1. Discuss the biological basis of light and dark exposure including the role of the SCN and Melatonin on the brain.
2. Guide patients toward correct timing and positioning of light therapy.
3. Guide patients toward correct timing and use of dark therapy.
4. Identify disorders that respond to light therapy.
5. Identify disorders that respond to dark therapy.
6. Troubleshoot common problems that arise during light and dark therapy.

Description:
In this webinar we’ll be exploring the targeted, cutting-edge clinical applications of light and dark therapy.
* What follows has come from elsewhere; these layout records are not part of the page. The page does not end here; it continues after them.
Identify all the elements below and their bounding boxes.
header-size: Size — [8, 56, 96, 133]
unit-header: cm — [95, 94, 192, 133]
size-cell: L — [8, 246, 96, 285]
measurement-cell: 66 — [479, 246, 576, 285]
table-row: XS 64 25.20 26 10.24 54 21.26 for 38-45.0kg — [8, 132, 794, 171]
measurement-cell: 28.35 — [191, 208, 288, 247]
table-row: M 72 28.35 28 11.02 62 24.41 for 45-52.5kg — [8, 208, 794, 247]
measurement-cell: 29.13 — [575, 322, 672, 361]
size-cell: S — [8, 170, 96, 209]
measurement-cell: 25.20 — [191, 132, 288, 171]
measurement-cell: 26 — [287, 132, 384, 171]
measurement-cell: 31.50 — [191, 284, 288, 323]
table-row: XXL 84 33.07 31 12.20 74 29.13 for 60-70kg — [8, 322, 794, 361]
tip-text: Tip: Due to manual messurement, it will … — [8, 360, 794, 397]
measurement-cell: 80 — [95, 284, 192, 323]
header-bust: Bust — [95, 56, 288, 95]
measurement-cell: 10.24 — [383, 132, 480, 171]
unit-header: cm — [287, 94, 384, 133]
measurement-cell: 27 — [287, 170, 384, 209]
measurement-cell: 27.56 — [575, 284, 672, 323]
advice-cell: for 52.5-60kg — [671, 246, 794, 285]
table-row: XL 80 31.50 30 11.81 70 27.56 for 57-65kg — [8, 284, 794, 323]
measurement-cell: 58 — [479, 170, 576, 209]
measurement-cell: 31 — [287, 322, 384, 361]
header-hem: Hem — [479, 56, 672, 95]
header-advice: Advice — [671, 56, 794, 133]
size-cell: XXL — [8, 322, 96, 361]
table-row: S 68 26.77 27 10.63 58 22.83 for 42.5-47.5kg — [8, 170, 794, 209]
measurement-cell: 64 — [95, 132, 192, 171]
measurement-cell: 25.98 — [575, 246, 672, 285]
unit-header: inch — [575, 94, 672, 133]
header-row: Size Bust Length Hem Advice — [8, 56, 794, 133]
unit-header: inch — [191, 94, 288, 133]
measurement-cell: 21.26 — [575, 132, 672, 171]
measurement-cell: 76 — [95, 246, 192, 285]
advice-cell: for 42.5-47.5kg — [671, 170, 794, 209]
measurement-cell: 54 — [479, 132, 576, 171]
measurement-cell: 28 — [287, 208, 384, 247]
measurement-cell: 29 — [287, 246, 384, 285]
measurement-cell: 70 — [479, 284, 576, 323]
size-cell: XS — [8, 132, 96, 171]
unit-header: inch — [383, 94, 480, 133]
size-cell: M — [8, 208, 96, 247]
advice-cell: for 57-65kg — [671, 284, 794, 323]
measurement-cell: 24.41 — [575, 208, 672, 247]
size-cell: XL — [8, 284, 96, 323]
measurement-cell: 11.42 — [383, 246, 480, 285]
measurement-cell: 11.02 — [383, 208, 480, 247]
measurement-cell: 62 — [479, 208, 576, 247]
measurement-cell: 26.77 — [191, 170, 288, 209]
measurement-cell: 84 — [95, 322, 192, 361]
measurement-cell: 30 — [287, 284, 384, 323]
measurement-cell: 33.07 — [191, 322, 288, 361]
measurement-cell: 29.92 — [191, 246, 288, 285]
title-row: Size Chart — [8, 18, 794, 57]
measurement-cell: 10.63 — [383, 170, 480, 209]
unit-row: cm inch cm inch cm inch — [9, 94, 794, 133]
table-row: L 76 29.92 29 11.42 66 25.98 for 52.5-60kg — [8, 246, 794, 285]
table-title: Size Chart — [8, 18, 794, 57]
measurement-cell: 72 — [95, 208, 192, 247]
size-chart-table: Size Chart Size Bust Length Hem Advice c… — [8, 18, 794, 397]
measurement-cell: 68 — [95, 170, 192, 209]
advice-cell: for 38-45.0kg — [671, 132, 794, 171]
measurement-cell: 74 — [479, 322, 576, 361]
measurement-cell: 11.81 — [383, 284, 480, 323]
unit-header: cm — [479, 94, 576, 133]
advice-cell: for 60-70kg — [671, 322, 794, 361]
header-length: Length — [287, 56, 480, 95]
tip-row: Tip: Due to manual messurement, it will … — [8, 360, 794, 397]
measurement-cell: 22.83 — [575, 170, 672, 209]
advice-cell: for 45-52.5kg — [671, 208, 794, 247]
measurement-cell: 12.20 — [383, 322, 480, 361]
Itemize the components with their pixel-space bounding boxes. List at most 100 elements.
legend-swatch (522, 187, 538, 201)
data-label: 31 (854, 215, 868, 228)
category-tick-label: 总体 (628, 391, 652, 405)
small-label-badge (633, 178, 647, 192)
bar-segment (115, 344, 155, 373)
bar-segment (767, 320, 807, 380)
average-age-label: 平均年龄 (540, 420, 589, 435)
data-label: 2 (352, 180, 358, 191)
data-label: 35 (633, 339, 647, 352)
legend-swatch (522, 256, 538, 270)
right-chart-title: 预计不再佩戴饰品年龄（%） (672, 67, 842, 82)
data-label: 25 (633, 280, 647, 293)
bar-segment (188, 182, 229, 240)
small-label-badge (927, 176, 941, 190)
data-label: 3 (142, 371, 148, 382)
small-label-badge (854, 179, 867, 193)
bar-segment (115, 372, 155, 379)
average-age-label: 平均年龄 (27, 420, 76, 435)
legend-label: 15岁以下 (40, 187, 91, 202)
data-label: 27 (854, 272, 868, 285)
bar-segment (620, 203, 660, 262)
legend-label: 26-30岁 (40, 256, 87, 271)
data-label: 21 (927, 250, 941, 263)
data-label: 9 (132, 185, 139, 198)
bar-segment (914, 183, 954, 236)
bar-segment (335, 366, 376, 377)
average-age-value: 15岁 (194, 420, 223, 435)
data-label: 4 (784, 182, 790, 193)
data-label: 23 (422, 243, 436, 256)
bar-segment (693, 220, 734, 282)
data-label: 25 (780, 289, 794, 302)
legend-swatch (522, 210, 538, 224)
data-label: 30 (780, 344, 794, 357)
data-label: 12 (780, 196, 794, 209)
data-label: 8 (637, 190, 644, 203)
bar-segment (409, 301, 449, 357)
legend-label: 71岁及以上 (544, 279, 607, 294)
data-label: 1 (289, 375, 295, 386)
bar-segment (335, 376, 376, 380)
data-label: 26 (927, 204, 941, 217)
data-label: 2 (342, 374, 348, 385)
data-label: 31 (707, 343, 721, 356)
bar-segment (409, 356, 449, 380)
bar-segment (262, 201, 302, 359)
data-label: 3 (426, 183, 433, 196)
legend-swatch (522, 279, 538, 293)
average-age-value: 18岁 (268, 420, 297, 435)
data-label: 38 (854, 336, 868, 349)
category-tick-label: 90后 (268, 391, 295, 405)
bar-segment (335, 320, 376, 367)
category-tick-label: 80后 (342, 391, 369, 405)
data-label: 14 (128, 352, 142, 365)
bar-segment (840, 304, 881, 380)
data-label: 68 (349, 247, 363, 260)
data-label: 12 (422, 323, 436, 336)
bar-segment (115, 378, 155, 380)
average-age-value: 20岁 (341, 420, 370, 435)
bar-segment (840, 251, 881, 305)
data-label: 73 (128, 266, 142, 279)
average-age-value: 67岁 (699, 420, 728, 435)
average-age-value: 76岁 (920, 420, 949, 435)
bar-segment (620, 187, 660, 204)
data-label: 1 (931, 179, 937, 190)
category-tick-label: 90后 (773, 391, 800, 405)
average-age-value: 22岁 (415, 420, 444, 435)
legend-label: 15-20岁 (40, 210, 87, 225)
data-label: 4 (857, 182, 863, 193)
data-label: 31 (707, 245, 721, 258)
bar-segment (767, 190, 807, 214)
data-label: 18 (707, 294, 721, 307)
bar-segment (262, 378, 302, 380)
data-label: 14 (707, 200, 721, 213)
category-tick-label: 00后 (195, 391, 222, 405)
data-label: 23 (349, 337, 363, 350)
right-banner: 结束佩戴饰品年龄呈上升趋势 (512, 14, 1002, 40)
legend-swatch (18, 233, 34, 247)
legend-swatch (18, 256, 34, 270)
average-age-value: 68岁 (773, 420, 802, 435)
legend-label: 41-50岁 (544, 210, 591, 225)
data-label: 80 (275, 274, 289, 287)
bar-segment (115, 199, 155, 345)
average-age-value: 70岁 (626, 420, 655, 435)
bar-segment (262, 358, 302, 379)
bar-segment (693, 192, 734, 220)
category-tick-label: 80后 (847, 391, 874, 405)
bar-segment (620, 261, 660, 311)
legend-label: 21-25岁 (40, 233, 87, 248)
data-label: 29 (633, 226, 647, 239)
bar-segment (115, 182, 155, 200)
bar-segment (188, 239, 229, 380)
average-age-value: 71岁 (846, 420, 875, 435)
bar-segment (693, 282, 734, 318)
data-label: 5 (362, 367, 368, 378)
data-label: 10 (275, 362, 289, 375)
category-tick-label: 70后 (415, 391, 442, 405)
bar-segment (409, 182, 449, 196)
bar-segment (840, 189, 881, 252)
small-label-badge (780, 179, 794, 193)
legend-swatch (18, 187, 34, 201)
This session will move beyond the basics of Seasonal Affective Disorder (SAD) to delve into the profound impact of circadian rhythms on complex mood disorders. You will gain practical, actionable insights into how structured light exposure and dark therapy (including blue-blocking protocols) can rapidly stabilize circadian biology, accelerate treatment response times, and offer non-pharmacological strategies for managing treatment-resistant depression, bipolar mania, and severe sleep-wake disturbances.

When light and dark therapy are used strategically, they can improve brain function, neurotransmitter regulation, and hormone production serve as powerful, low-risk, non-pharmacological interventions for several major mental health conditions.

Who Should Attend?:
• Physicians, Psychologists, Mental Health Nurses, Therapists
• Social Workers & Allied Professional Staff in Psychiatric settings
• Primary Care Physicians & Nurses; MH Staff in Community Settings
• Intake & Front-line Staff; Mental Health Managers and Educators
• Mental Health Nurses and Staff in Correctional & Forensic Settings
• Nurses in Pediatric Mental Health and Psycho-geriatric Settings

Chris Aiken, MD

Chris Aiken is the Editor-in-Chief of the Carlat Psychiatry Report, Mood Disorders Section Editor of Psychiatric Times, and an adjunct assistant professor of psychiatry at New York University and Wake Forest Schools of Medicine. He has authored numerous books and peer-reviewed articles in psychiatry, most recently “Difficult to Treat Depression” in 2025. He began his career as a research assistant at the National Institute of Mental Health and went on to complete medical school at Yale and residency at Cornell and Duke Medical Centres. He remains active in research, and his work has appeared in peer-reviewed journals and books. He hosts the weekly Carlat Psychiatry Podcast with Kellie Newsome, PMH-NP, where the duo gives clear, engaging, and practical updates on clinical psychiatry.